Подбежали обе дочки, и все трое начали причитать над капитаном.
— Это всего лишь обморок, кузина, обморок. Я был бы рад, если бы… если бы он… Но, к несчастью, это только обморок. Non timeo mortem in catre sed super espaldonem Bagumbayanis[194]. Принесите воды!
— Не умирай! — рыдала жена. — Не умирай, а то придут арестовать тебя! Ох, если ты умрешь и придут солдаты! Ой-ой!
Кузен обрызгал лицо капитана Тинонга водой, и несчастный пришел в себя.

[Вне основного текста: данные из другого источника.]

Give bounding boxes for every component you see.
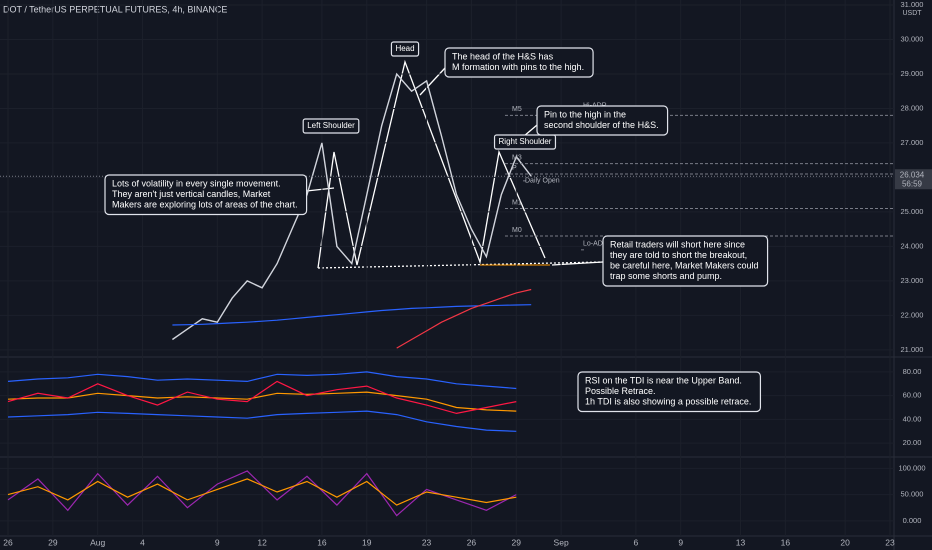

— Не надо плакать! Inveni remedium — я нашел выход. Давайте перенесем его в постель. Ну-ка! Мужайтесь! Ведь с вами я и вся премудрость древних… Позовите лекаря, а ты, кузина, сейчас же иди к генерал-губернатору и отнеси ему подарок, золотую цепь или кольцо… Dadivae quebrantant penas[195], скажешь, что это, мол, рождественский подарок. Заприте окна, двери, и каждому, кто спросит о моем кузене, говорите, что он тяжело болен. А в это время я сожгу все письма, бумаги и книги, чтобы потом ничего не нашли, как это сделал дон Крисостомо. Scripti testes sunt! Quod medicamenta non sanant, ferrum sanat, quod ferrum non sanat, ignis sanat[196].
— Да, бери, кузен. Жги все! — сказала капитанша Тинонг. — Вот тебе ключи, вот письма капитана Тьяго, сожги их! Чтоб ни одной европейской газеты не осталось, они все опасные. Вот тут эти самые «Таймс», которые я хранила, чтобы заворачивать мыло и белье. А здесь книги.
— Иди к генерал-губернатору, кузина, — говорил дон Примитиво. — Оставь меня одного in extremis extrema[197]. Дай мне власть римского диктатора, и увидишь, я спасу роди… я хочу сказать, моего кузена.
И он стал отдавать приказания налево и направо, выгребать книги из шкафов, рвать письма и бумаги. Скоро в кухне запылал большой костер. Рубили старые ружья, швыряли в отхожее место заржавленные револьверы. Служанка, хотевшая припрятать дуло одного ружья для раздувания огня в печке, получила нагоняй.
— Conservare etiam sperasti, perfida?[198] В огонь его!
И аутодафе продолжалось.
Вдруг он увидел старую рукопись на пергаменте и прочитал название:
— «Круговороты небесных тел. Коперник». Фу! Ite maledicti, in ignem salanis[199], — воскликнул он, швырнув ее в пламя. — Круговороты, перевороты, Коперник! Преступление за преступлением! Не подоспей я вовремя… «Свобода на Филиппинах»[200]. Та-та-та! Ну и книжки! В огонь!
Сжигались и вполне невинные сочинения, написанные бесталанными авторами. Даже «Капитану Хуану», этой глупенькой книжонке, не удалось спастись. Кузен Примитиво был прав: праведники расплачивались за грешников.
Пятью-шестью часами позже на одном званом вечере в доме, расположенном в центре города, гости обменивались мнениями по поводу недавних событий. Там были старухи и старые девы на выданье, жены и дочери чиновников в длинных платьях. Они обмахивались веерами и зевали. Среди мужчин, лица которых, как и лица женщин, говорили об их образовании и происхождении, был пожилой однорукий сеньор невысокого роста; все обращались к нему с глубоким почтением, а он хранил презрительное молчание.
— Раньше я, по правде говоря, терпеть не могла монахов и жандармов, они так плохо воспитаны! — говорила одна толстая дама. — Но теперь я поняла их заслуги и всю их пользу; я даже готова выйти замуж за любого из них. Я — патриотка.